Was das jetzt alles mit Schalke zu tun hat? Ganz einfach. Der Blick auf Zahlen und Verbindlichkeiten zeigt, dass neben den wirtschaftlichen Kennziffern am Ende auch sportliche und personelle Aspekte eine Rolle spielen. Kaum ist Geld da, hat Schalke heute schon Dennis Aogo ausgeliehen, einen Spieler, der die ersten Schritte auf dem Weg zum „ewigen Talent“ bereits hinter sich hat und dem HSV bislang, wie man so nett sagt, nicht „weiterhelfen“ konnte. Eine Summe wird nicht genannt.

Man muss bloß befürchten, dass Manager Horst Heldt auch hier nicht allzu scharfsichtig kalkuliert hat. Schon dass er beim Transfer von Lewis Holtby zu den Tottenham Hotspurs weniger bekam, als er an Leihgebühr für den längst im sportlichen Sinkflug befindlichen Michel Bastos ausgab, zeigt ja, dass man mit dem Break-Even schon ganz unten anfangen muss.
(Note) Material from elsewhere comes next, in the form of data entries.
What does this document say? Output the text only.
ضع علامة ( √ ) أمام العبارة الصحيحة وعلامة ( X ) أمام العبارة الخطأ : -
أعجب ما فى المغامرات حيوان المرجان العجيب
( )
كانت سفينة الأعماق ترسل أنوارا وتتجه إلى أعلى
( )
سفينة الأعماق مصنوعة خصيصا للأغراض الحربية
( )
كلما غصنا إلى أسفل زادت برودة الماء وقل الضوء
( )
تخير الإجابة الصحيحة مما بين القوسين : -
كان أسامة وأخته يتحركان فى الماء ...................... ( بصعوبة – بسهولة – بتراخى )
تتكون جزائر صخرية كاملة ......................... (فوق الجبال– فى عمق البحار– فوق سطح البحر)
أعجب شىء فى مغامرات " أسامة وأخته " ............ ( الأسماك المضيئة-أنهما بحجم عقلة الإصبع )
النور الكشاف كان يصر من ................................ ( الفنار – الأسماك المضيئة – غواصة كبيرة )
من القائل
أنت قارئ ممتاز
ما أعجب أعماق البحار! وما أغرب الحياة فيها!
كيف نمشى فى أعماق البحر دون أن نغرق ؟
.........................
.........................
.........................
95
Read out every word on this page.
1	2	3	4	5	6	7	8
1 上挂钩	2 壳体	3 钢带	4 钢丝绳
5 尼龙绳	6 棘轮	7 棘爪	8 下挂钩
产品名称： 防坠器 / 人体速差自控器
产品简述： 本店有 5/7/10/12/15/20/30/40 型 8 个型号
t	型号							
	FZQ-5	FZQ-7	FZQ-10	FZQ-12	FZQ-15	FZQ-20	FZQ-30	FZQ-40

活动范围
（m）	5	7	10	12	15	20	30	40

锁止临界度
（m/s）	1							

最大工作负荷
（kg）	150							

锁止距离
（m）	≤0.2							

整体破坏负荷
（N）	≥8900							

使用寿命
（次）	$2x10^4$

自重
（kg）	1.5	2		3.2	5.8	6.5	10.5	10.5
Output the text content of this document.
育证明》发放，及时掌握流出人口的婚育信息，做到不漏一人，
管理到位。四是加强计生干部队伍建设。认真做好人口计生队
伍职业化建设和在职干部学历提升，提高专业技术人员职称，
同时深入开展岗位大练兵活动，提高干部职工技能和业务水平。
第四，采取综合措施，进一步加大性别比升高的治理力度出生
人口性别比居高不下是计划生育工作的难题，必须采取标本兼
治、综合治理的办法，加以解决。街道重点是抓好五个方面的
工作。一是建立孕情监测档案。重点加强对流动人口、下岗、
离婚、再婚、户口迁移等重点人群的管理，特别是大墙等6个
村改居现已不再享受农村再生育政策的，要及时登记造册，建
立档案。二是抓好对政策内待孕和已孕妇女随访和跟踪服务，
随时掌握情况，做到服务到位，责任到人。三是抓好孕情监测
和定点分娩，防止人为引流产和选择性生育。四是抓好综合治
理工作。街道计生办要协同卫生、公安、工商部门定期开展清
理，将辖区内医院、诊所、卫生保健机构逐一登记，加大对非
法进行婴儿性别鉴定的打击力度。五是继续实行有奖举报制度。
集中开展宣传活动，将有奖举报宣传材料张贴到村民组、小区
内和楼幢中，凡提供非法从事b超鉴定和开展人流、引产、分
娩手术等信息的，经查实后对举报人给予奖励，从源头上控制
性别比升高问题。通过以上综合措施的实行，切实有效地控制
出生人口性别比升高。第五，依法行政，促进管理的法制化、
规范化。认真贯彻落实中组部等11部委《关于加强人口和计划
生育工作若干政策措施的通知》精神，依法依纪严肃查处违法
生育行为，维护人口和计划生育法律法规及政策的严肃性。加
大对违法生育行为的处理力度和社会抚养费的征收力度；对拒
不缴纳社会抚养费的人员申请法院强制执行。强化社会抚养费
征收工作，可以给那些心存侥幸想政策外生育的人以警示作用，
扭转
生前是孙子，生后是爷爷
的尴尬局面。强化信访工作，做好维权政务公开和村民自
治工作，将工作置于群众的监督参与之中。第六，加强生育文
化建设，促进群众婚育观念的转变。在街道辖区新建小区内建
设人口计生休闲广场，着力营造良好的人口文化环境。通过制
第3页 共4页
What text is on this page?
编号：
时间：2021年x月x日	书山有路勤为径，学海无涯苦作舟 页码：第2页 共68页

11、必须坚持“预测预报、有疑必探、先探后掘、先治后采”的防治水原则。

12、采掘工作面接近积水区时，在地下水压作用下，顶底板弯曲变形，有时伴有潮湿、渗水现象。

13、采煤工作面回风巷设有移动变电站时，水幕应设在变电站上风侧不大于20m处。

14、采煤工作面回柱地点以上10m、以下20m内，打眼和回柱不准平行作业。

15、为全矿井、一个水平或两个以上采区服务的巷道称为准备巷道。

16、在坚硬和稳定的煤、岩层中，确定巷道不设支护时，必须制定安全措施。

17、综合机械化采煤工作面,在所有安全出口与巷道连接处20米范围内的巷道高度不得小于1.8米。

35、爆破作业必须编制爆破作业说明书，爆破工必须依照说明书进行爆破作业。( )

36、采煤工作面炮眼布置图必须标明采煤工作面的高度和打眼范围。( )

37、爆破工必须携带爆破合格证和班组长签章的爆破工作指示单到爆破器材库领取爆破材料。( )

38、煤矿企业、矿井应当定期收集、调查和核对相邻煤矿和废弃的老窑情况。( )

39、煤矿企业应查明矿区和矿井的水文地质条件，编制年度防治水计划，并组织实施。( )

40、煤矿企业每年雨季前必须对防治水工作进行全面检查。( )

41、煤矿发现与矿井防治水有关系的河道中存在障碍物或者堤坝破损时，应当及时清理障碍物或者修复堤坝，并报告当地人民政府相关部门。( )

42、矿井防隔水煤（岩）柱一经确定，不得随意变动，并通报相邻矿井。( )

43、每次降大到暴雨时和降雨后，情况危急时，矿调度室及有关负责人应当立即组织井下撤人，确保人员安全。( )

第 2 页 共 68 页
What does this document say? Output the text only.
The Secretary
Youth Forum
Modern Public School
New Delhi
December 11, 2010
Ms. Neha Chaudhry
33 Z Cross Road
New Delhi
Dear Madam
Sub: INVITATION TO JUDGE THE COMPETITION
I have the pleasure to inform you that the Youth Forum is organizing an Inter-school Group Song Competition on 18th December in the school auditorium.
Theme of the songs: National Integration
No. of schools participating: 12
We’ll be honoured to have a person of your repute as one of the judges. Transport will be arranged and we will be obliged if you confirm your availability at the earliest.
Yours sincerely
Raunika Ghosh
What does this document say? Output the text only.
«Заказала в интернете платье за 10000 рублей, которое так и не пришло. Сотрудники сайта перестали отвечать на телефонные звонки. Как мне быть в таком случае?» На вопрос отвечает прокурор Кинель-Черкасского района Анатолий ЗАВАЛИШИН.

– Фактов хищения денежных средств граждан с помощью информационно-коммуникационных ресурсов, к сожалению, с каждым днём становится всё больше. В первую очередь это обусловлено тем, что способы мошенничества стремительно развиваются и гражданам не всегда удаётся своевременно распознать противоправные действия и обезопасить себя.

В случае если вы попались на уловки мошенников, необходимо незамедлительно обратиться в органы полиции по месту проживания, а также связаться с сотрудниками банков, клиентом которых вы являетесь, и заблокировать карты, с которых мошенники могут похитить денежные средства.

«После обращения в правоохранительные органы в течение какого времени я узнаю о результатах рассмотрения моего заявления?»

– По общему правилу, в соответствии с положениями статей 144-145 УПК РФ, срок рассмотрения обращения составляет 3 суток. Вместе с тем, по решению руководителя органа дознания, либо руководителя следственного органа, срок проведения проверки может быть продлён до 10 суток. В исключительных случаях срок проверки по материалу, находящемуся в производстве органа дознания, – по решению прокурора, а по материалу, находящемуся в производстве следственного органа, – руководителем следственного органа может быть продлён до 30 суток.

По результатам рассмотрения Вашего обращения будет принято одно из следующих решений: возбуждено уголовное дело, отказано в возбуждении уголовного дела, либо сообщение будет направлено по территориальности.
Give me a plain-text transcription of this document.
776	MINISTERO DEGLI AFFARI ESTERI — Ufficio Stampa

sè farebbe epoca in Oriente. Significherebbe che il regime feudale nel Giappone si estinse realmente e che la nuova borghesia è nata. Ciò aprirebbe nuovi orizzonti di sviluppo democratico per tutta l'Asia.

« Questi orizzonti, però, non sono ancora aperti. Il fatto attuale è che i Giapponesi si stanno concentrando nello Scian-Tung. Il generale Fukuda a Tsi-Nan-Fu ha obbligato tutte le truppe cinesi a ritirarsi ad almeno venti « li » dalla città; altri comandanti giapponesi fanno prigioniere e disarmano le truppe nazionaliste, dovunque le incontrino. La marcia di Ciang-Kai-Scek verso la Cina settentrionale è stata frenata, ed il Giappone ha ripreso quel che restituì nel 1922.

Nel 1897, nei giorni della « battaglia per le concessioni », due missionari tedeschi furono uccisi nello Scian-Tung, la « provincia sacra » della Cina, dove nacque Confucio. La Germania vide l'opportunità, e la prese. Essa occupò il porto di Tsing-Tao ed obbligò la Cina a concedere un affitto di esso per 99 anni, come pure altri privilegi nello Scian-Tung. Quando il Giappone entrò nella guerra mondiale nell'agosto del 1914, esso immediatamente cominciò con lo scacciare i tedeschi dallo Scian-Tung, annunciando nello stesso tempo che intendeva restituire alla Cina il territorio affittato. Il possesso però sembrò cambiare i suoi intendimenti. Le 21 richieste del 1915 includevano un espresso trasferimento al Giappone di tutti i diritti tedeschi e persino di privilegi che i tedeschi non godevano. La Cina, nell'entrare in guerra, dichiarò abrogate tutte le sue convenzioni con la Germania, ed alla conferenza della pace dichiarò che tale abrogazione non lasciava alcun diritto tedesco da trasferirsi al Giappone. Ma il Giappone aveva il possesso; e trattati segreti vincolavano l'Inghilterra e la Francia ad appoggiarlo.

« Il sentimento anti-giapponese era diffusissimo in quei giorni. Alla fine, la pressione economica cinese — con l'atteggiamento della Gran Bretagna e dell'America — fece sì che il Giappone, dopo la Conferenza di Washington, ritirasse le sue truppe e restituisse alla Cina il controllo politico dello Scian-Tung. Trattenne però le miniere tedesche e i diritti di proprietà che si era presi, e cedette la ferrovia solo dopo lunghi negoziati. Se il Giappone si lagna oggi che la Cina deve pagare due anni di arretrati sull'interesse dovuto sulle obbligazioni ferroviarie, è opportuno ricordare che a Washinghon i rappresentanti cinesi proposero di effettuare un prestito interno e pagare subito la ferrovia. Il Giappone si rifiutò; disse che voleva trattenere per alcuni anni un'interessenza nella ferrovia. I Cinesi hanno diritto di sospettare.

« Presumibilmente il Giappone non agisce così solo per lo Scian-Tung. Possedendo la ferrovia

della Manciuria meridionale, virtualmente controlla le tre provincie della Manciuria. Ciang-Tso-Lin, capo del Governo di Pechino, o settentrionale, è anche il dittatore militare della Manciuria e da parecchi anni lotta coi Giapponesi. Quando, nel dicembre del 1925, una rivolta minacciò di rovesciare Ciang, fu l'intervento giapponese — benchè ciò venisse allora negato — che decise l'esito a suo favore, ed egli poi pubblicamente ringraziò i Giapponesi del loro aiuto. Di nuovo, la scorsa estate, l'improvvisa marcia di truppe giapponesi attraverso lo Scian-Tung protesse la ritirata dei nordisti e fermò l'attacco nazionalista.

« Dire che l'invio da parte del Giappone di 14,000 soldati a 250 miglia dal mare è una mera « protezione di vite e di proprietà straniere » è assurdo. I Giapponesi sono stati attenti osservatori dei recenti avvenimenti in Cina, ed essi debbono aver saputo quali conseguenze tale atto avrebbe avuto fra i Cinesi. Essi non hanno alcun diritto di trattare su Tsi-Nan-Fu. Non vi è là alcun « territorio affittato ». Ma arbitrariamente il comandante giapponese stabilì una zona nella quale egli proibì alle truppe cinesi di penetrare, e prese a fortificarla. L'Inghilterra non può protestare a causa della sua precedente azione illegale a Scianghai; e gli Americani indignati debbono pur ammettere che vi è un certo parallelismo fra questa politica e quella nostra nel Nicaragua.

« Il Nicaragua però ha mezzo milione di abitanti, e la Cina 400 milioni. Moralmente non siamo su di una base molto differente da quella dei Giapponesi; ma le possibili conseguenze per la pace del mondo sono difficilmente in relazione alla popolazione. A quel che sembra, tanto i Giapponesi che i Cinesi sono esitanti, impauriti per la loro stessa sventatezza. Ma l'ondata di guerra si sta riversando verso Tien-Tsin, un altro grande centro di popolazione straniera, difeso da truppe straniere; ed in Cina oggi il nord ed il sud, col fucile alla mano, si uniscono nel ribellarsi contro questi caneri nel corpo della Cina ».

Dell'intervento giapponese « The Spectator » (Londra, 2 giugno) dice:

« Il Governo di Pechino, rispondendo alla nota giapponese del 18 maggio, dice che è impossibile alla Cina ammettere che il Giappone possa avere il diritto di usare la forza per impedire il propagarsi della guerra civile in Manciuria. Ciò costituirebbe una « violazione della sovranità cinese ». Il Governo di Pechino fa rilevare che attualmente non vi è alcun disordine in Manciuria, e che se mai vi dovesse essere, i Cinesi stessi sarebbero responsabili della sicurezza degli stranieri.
Sonst sind 20 Millionen schnell und sportlich folgenlos mit der Gießkanne verteilt, während sich Schalke mit sechs Grottenkicks durch die Gruppenphase der Champions League quält und Reputation einbüßt, um am 1. Juli 2014, wenn das Financial Fairplay dann in Kraft treten soll, international unsichtbar zu sein.